Jarque-Bera test (Distribution Normality).

Parameters#

input_relation: SQLRelation

Input relation.

column: str

Input vDataColumn to test.

Returns#

tuple

statistic, p_value

Examples#

Let’s try this test on two set of distribution to obverse the contrast in test results:

  • normally distributed dataset

  • uniformly distributed dataset

Normally Distributed#

Import the necessary libraries:

import verticapy as vp
import numpy as np
import random

Then we can define the basic parameters for the normal distribution:

# Distribution parameters
N = 100 # Number of rows
mean = 0
std_dev = 1

# Dataset
data = np.random.normal(mean, std_dev, N)

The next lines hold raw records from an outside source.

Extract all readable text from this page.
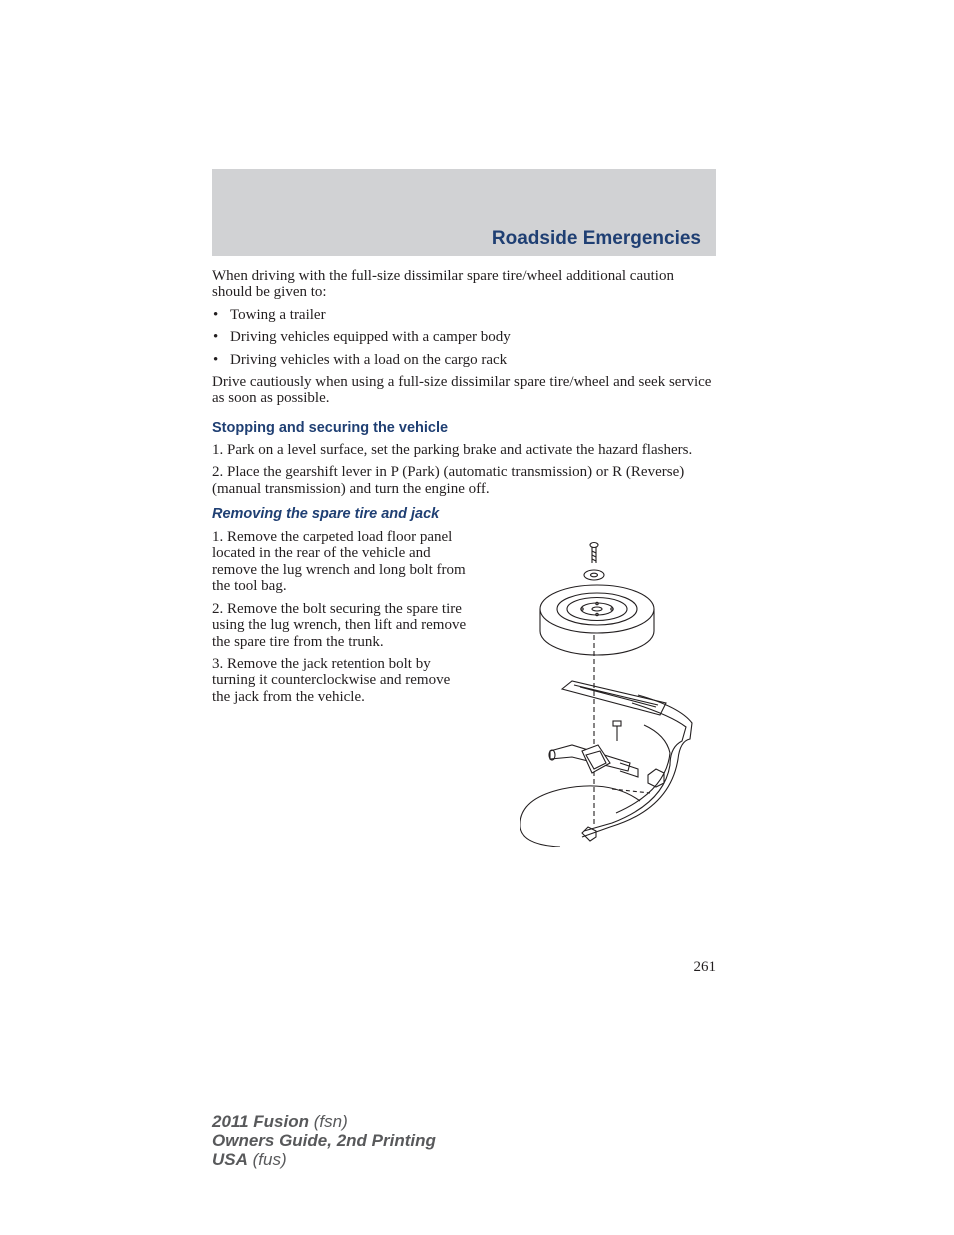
Roadside Emergencies

When driving with the full-size dissimilar spare tire/wheel additional caution should be given to:

• Towing a trailer
• Driving vehicles equipped with a camper body
• Driving vehicles with a load on the cargo rack

Drive cautiously when using a full-size dissimilar spare tire/wheel and seek service as soon as possible.

Stopping and securing the vehicle

1. Park on a level surface, set the parking brake and activate the hazard flashers.

2. Place the gearshift lever in P (Park) (automatic transmission) or R (Reverse) (manual transmission) and turn the engine off.

Removing the spare tire and jack

1. Remove the carpeted load floor panel located in the rear of the vehicle and remove the lug wrench and long bolt from the tool bag.

2. Remove the bolt securing the spare tire using the lug wrench, then lift and remove the spare tire from the trunk.

3. Remove the jack retention bolt by turning it counterclockwise and remove the jack from the vehicle.

261
2011 Fusion (fsn)
Owners Guide, 2nd Printing
USA (fus)
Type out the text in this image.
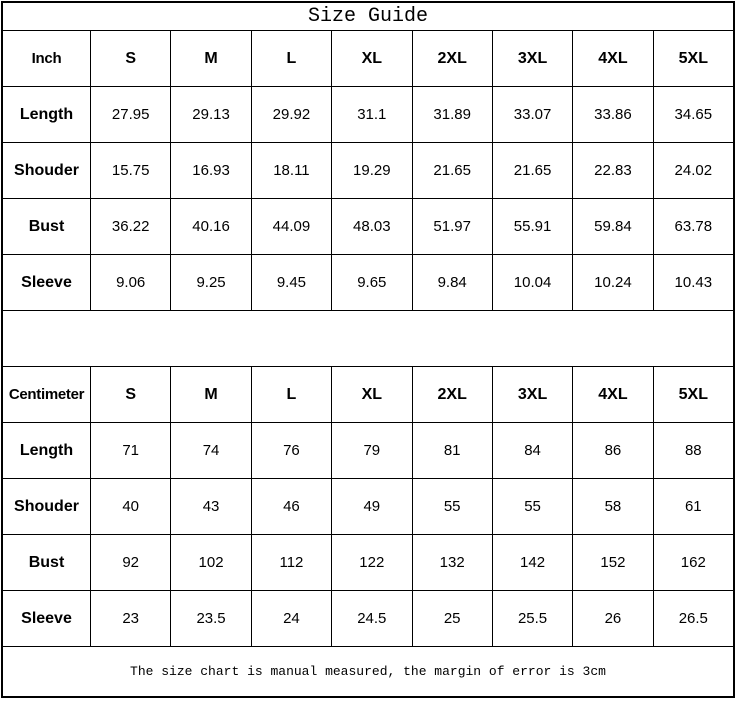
Size Guide
Inch	S	M	L	XL	2XL	3XL	4XL	5XL
Length	27.95	29.13	29.92	31.1	31.89	33.07	33.86	34.65
Shouder	15.75	16.93	18.11	19.29	21.65	21.65	22.83	24.02
Bust	36.22	40.16	44.09	48.03	51.97	55.91	59.84	63.78
Sleeve	9.06	9.25	9.45	9.65	9.84	10.04	10.24	10.43
Centimeter	S	M	L	XL	2XL	3XL	4XL	5XL
Length	71	74	76	79	81	84	86	88
Shouder	40	43	46	49	55	55	58	61
Bust	92	102	112	122	132	142	152	162
Sleeve	23	23.5	24	24.5	25	25.5	26	26.5
The size chart is manual measured, the margin of error is 3cm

Now we can create the vDataFrame:

vdf = vp.vDataFrame({"col": data})

We can visualize the distribution:

vdf["col"].hist()

To find the test p-value, we can import the test function:

from verticapy.machine_learning.model_selection.statistical_tests import jarque_bera

And simply apply it on the vDataFrame:

jarque_bera(vdf, column = "col")
Out[3]: (2.21680972244939, 0.33008507285184063)

We can see that the p-value is high meaning that we cannot reject the null hypothesis. This is supported by the low Jarque-Bera Test Statistic value, providing further evidence that the distribution is normal.

Note

A p_value in statistics represents the probability of obtaining results as extreme as, or more extreme than, the observed data, assuming the null hypothesis is true. A smaller p-value typically suggests stronger evidence against the null hypothesis i.e. the test distribution does not belong to a normal distribution.

However, small is a relative term. And the choice for the threshold value which determines a “small” should be made before analyzing the data.

Generally a p-value less than 0.05 is considered the threshold to reject the null hypothesis. But it is not always the case - read more

Uniform Distribution#

We can define the basic parameters for the uniform distribution:

# Distribution parameters
low = 0
high = 1

# Dataset
data = np.random.uniform(low, high, N)

# vDataFrame
vdf = vp.vDataFrame({"col": data})

We can visualize the distribution:

vdf["col"].hist()

And simply apply it on the vDataFrame:

jarque_bera(vdf, column = "col")
Out[4]: (8879.70070672812, 0.0)

Note

In this case, the p-value is quite low meaning that it is highly probable that the data is not normally distributed. This is supported by the elevated Jarque-Bera Test Statistic value, providing further evidence that the distribution deviates from normality.